You can’t sign

“You have to sign again.” The bank teller tells me from behind the glass screen.

 You can’t sign

“You have to sign again.” The bank teller tells me from behind the glass screen. So I sign again. She looks at the bank withdrawal slip for a while and looks up at me with a smile. “Will you please give me a moment?” I want to say, “No, you can’t have a moment. I refuse to give you a moment because I have been on that bloody queue for 15mins and I have to go before the butchery closes. So you will excuse me if I’m not too generous with my moments.” Instead, I nod meekly and say, “Sure.” What can I do? The tedium of banking can’t be understated, even when you are getting your own money you sound like a beggar.

You take a number and you hang around waiting for number 128 to be called. You take the only seat available. It’s coming to four in the evening and you want to get the hell out of there before half of Nairobi pours into the roads from the office. You are on your phone when suddenly this pregnant lady shuffles in, dramatically dragging her feet on the floor. One look at her feet and you take back the word, “dramatic” because her feet are the size of an old cactus tree. Poor lady. She stands against the wall next to these dreadful people who simply ignore her because they are on Twitter or Facebook or Whatsapp. You stand up to offer your seat and a gentleman, this short balding guy with sausages for fingers, makes to take your seat and you say, “It’s for her,” pointing at the pregnant lady, “unless you are also expectant.” He grins with embarrassment as the pregnant lady drags her feet towards you. “Thank you so much,” she whispers with a smile as she slowly lowers herself in the seat.

You feel good about this gesture. Your mother would be so proud of you. You have also effortlessly made the guys who were seated as the pregnant lady stood look really uncouth and douchie, a bunch of savages planting their asses on the seat as the pregnant lady stands. She could be carrying a future leader for chrissake. Or, to be objective, a politician. Still.

“We seem to have a problem with your signature, Mr. Ougo.” A gentleman who seems to be a supervisor is telling you through the glass partitioning. Standing behind her, as moral support or backup, is the lady teller you had been dealing with.

“What’s wrong with my signature?” you ask defensively.

“Well,” the gentleman looks at the slip again, “It’s different.”

“But you can tell it’s me surely. You have my national identification and all!” Your voice is getting high pitched -not a good thing because now you are sounding like a hurt girl.

“Yeah, we have your ID, but we also need to verify this signature before we release your funds,” he smiles with embarrassment. “It’s purely protocol. All to protect your money.”

“I just gave a pregnant lady my seat guys,” you say, “I can’t possibly be a thief. Thieves don’t give away their seats. Do they?”

They look at each other. “Would you be kind as to sign on this sheet of paper again?” says the gentleman. He slips the blank sheet of paper under the glass partitioning. I sign thrice and send it back. They gather their heads together to study my signature. I turn to look at the pregnant lady and she avoids my eyes, maybe thinking I’m trying to steal money from someone’s account.

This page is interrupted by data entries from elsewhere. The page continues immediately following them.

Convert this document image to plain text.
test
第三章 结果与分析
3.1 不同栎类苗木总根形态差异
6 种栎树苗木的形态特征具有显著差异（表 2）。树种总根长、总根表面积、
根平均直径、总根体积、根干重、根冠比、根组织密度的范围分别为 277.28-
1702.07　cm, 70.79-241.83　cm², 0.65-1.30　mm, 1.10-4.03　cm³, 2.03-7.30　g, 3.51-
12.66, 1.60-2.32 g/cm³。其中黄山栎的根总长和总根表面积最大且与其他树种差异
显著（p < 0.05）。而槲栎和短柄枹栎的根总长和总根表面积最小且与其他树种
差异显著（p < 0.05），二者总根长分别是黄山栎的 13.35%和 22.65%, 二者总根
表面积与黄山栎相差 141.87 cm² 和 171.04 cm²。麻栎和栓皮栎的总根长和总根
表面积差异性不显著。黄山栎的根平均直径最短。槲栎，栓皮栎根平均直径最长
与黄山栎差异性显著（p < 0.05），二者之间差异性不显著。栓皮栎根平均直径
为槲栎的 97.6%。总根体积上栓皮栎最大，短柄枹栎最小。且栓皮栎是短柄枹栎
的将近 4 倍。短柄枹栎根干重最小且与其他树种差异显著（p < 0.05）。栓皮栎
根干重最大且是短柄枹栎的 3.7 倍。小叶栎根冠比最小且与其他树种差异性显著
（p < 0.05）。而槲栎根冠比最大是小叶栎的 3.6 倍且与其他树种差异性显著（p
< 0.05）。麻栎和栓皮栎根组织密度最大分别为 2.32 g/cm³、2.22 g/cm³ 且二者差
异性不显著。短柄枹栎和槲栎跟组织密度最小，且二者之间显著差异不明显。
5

“They still don’t match,” the gentleman announces, “all three of them.”

“OK, so clearly I can’t sign to save my life.” I shrug, “So what now? You want to call the police? Am I being detained by your bank for trying to withdraw my own money after I have offered my seat to a pregnant woman?”

They laugh and say, “No, Mr. Ougo…”

“It’s Biko.” I snap.

“OK, Mr. Biko, we might have to ask you to get a new signature and try and use it consistently.” He slips another piece of paper under the glass partitioning. “Do you want to sit somewhere to practice your signature?”

I don’t want to practice anything. I want to leave early so that I can find the butchery opened but at this rate, Macharia will be closed by the time I validate my parking ticket from this mall. I really was in the mood to eat some meat for dinner. Tough chance at this rate I’m being told to practice a signature.

I grumpily go to a corner to practice my signature like a primary school child who didn’t finish his homework. When I’m done I head straight to the counter and someone in the queue says rudely, “Boss, we are in the queue here!”

I turn to stare him down only to realise it’s Macharia. Oh, at least I will be getting my meat after all this stress.